On 21 March 2014, Sir Michael Wilshaw, Her Majesty’s Chief Inspector of Schools (HMCI), announced that he was proposing to see the number of Section 5 inspections for schools deemed to be “good” reduced. Addressing the conference of the Association of School and College Leaders (ASCL) in Birmingham, Sir Michael said that this would mean that Ofsted inspectors will visit these schools (60% of the total in the country) once every two years for one day.

“In my view, good schools no longer need to be subject to routine inspections in the way that they are now,” he stated. “Instead, they should have more frequent but light-touch visits every two or three years by an HMI, whose job it will be to engage in professional dialogue with senior staff. Only when inspectors see a steep decline in a good school or, conversely, great improvement, that a full inspection will be triggered.  Even if HMI does see some problems in a school, a full inspection may not be required as long as school leaders are tackling problems effectively and have the capacity to improve the school.”

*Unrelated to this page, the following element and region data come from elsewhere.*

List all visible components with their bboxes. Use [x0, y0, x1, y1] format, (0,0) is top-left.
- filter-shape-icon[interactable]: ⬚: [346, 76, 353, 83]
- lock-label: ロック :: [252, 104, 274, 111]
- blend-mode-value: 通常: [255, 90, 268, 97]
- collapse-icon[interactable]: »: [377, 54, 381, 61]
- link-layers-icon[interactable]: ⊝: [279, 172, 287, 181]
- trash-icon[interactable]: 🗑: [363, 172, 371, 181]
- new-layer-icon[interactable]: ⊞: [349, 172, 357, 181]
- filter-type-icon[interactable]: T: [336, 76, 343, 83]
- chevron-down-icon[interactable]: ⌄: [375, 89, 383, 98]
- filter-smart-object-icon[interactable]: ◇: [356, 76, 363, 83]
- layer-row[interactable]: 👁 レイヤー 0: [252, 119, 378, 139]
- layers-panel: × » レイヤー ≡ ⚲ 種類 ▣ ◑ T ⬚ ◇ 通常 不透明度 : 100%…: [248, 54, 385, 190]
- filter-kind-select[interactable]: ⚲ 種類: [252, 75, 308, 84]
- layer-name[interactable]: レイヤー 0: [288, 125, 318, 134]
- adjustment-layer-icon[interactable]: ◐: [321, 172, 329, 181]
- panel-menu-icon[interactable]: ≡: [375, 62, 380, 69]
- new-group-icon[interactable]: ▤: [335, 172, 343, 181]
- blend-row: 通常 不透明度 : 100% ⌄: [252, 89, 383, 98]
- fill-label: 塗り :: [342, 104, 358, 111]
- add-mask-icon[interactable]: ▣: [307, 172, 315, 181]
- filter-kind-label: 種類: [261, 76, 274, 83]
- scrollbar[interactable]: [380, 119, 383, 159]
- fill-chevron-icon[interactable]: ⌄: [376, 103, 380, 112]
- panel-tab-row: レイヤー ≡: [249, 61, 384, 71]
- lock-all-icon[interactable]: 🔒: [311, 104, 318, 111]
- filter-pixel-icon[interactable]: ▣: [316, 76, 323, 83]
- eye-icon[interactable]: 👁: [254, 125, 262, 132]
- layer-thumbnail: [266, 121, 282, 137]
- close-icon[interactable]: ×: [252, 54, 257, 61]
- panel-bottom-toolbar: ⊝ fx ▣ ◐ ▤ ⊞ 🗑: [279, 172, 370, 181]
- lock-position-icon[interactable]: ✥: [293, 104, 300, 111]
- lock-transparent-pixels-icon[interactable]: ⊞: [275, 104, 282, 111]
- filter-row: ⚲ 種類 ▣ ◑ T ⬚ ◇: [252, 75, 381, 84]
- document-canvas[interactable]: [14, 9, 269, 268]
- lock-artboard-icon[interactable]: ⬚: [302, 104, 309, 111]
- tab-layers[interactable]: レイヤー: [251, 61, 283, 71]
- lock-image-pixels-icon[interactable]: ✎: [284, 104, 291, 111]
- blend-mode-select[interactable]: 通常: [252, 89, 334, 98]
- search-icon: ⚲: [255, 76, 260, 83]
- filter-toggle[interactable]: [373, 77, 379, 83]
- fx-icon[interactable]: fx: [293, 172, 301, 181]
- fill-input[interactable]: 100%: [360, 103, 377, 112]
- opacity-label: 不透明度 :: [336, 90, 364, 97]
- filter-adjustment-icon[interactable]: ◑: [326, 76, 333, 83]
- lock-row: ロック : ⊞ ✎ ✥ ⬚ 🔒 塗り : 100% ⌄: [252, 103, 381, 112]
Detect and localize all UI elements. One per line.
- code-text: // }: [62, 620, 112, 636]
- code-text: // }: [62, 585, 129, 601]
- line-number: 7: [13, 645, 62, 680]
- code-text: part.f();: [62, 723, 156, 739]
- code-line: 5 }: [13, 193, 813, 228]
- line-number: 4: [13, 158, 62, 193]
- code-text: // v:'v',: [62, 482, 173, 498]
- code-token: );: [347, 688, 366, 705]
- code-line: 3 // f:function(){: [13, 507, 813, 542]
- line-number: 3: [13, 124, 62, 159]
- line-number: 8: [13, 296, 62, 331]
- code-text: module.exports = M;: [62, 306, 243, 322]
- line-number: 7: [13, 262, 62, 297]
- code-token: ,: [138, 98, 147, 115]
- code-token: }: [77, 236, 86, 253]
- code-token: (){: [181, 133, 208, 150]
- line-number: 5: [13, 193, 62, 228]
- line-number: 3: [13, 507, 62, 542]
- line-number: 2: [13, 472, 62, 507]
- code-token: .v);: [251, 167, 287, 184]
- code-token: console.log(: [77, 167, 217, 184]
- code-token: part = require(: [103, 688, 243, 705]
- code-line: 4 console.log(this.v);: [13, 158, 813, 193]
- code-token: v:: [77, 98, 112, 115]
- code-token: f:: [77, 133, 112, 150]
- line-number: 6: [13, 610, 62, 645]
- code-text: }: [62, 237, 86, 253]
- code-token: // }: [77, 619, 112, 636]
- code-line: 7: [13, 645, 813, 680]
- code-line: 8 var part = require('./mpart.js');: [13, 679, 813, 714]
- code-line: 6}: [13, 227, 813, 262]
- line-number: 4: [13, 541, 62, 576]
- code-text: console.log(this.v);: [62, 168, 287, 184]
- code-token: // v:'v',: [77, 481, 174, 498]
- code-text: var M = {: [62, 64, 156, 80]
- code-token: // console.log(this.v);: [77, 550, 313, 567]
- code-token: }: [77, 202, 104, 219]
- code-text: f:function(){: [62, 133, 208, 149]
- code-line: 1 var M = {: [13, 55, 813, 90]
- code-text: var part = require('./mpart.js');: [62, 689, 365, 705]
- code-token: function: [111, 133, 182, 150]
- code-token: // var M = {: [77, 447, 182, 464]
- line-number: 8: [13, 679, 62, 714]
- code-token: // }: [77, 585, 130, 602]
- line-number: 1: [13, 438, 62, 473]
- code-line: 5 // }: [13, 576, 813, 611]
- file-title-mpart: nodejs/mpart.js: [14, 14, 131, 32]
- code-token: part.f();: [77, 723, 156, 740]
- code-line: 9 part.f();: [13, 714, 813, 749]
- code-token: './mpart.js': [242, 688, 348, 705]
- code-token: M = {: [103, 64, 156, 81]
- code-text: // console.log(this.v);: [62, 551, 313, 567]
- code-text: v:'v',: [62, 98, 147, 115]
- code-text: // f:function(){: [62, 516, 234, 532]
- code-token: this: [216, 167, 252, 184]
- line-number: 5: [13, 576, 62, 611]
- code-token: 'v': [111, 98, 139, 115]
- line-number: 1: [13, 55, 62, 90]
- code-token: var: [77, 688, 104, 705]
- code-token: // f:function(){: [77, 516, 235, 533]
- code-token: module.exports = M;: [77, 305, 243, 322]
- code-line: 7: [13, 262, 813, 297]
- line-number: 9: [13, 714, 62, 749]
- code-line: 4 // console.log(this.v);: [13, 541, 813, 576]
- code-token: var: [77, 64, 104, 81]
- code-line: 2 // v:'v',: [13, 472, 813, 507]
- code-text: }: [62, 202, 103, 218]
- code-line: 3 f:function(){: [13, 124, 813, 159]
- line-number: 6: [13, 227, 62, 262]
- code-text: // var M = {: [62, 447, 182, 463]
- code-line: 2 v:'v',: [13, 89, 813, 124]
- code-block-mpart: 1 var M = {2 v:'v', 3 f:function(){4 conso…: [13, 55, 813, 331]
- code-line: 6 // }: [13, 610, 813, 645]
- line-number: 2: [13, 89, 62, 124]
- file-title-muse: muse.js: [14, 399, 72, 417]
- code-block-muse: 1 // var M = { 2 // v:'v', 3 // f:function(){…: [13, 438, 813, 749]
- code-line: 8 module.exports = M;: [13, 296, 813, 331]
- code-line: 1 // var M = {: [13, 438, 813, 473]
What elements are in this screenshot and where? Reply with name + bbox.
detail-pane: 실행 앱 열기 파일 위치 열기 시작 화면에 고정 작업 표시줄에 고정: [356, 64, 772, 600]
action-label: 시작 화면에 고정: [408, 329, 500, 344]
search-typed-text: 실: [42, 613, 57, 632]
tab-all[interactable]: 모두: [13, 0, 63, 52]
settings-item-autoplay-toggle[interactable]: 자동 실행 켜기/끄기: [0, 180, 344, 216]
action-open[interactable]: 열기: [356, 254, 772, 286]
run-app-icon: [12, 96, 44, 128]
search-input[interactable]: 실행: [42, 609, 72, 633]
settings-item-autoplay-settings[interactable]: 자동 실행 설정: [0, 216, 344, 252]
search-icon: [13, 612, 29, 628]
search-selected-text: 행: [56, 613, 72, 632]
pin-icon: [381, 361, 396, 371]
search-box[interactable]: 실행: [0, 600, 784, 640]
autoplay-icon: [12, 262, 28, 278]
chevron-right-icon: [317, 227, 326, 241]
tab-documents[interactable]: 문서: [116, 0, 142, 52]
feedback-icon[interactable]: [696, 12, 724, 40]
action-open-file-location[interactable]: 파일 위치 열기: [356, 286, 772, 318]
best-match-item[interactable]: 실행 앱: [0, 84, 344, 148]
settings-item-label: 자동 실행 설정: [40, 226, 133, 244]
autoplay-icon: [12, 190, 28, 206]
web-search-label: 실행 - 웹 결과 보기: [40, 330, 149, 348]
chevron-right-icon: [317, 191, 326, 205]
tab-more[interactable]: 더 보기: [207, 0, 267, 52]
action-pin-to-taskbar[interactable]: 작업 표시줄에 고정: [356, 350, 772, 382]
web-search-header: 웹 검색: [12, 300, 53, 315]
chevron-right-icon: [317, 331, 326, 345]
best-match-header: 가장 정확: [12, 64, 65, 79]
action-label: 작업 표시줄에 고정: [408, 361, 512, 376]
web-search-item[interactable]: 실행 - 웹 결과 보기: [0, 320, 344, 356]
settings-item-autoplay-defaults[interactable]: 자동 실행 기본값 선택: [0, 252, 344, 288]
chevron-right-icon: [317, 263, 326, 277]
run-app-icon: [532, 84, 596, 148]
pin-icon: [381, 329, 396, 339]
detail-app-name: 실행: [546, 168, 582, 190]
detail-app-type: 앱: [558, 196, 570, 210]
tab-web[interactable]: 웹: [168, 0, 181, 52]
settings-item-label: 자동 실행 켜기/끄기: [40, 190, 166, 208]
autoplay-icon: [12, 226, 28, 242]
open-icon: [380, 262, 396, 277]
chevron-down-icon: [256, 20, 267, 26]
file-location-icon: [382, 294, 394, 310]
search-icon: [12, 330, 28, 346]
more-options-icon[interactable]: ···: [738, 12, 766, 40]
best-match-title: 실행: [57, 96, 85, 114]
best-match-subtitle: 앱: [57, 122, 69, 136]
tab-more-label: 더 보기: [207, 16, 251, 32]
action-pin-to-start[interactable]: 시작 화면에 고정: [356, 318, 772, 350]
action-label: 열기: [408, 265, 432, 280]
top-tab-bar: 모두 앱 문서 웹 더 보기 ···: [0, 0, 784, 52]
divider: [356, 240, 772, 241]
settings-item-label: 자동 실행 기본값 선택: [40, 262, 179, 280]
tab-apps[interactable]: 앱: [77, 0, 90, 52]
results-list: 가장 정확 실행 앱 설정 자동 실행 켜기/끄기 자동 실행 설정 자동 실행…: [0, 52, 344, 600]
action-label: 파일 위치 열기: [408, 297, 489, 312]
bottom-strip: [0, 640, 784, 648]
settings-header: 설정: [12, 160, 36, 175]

In an interview, he told BBC’s Radio 4 (see here): “There is little point in school inspectors turning up once every four or five years to confirm what a good school already knows and what the data already says.  We would much rather use inspection resources – particularly HMI resources – in schools that require stronger intervention: in schools that are in special measures or that require improvement.”

He added that he was keen to ensure more inspectors were directly employed by Ofsted.  “Inspection, as far as I’m concerned, is just too important for Ofsted to simply have oversight of third party arrangements.”